Results: The NEA-CSA and PEA-CSA measures demonstrated high internal consistency reliability (α = .935 and α = .945, respectively) and construct validity, appropriately capturing the range of positive and negative emotions youth may experience following childhood sexual abuse. The final refined measures were the 25 item NEA-CSA and the 18 item PEA-CSA, both with 3-point Likert scale response options ranging from Disagree to Agree. This study provides the first empirical evidence that youth who have experienced childhood sexual abuse attribute both negative and positive emotions to the abuse and the perpetrator. High levels of emotional conflict were also observed, whereby youth were grappling with simultaneous positive and negative attributions, exhibited by the moderate strength, positive correlation between the total scores on each measure (r (37) = .557, p < .001). A pre-existing relationship with the perpetrator could explain why youth were likely to have high levels of negative and positive emotions attributed to their experiences of childhood sexual abuse, as the most common perpetrator is a parent or caregiver of the child.
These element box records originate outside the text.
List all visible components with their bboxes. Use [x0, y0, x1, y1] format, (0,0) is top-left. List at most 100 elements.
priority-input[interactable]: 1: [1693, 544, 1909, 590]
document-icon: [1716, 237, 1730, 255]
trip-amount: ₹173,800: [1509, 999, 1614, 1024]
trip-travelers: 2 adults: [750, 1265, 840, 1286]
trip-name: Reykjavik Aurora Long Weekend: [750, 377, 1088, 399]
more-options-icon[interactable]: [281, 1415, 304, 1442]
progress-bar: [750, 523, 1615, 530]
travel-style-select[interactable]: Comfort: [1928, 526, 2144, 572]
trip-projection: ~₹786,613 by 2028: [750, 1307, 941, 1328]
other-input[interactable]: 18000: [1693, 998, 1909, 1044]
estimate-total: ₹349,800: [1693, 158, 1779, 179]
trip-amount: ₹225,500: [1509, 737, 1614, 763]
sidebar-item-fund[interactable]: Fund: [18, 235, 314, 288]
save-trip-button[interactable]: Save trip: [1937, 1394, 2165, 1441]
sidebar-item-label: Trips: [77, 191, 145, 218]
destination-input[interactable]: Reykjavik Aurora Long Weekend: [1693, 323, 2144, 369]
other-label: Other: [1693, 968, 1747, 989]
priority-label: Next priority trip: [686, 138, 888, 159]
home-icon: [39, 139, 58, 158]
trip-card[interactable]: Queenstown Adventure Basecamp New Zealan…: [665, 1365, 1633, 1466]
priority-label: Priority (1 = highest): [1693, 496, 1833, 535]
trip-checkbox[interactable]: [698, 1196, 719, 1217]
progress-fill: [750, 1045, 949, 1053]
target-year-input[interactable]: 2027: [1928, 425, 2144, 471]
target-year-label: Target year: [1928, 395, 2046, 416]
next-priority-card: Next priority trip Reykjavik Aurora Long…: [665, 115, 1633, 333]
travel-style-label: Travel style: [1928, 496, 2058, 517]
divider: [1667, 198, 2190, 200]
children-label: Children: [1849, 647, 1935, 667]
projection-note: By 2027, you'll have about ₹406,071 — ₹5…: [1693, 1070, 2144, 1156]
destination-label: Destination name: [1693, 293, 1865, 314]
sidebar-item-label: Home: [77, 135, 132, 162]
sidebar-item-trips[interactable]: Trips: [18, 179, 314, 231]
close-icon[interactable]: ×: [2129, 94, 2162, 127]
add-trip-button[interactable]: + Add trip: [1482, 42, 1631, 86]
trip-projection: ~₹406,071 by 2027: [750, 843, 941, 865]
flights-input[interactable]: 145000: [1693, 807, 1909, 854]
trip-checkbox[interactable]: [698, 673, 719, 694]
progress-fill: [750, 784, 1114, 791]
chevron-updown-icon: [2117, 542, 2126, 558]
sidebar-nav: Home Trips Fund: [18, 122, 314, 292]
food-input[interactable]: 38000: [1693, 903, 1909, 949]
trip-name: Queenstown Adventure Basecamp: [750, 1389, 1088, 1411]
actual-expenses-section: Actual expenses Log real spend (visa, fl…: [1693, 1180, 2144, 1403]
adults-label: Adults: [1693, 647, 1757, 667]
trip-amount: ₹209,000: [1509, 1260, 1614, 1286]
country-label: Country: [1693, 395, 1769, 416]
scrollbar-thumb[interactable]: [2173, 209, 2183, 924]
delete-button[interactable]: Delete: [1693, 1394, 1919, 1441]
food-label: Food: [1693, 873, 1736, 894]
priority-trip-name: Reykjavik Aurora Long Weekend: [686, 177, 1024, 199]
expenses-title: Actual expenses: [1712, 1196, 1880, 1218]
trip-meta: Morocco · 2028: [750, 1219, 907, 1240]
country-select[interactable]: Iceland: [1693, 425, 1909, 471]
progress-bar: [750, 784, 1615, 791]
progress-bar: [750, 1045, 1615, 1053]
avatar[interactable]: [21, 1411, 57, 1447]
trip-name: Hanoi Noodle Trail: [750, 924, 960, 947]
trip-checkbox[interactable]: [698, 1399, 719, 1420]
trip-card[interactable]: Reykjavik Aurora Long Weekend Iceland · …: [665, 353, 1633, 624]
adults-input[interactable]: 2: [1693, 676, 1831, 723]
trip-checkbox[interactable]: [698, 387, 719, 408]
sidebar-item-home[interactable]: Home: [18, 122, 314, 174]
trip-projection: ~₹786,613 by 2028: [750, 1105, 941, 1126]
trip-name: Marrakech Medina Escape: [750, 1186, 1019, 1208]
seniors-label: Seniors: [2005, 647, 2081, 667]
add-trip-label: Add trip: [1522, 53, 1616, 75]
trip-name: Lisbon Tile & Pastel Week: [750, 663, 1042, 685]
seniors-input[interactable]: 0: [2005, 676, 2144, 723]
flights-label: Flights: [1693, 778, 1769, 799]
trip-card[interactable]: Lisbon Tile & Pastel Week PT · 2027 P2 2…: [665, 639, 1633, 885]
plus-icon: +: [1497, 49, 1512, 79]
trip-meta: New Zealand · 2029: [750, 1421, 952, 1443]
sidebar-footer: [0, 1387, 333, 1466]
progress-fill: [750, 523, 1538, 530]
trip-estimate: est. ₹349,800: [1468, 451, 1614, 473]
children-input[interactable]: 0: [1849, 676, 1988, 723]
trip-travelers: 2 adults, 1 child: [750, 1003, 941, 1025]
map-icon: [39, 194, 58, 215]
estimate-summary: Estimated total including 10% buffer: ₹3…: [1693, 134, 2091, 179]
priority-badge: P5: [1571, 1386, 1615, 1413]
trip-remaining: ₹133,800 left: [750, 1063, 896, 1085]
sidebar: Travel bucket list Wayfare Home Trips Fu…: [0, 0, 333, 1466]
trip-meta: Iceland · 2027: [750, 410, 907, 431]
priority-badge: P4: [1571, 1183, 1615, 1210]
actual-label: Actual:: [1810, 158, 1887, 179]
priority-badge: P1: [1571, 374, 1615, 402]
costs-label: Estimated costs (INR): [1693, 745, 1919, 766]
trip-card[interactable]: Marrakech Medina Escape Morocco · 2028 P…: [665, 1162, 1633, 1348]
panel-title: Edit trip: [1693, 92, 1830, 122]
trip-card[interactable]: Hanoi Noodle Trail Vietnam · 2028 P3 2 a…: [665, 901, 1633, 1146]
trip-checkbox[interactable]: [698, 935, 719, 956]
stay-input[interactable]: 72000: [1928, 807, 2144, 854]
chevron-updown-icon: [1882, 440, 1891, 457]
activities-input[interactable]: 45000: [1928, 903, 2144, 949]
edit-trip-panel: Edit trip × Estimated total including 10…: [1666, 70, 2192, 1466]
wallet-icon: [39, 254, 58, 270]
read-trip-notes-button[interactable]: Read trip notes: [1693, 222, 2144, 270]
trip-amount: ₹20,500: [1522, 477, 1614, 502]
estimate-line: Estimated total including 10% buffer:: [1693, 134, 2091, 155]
Conclusion & Implications: Future research will explore refinement of the NEA-CSA and PEA-CSA measures by eliminating irrelevant items, rewording items for clarity, and assessing item discrimination. The measures will then be validated with a larger sample of children who have experienced childhood sexual abuse. From a practice standpoint, it becomes a clinical imperative to assess for emotional attributions early in the treatment process to reduce stigma associated with positive emotions and to address cognitive dissonance associated with conflicting emotional attributions.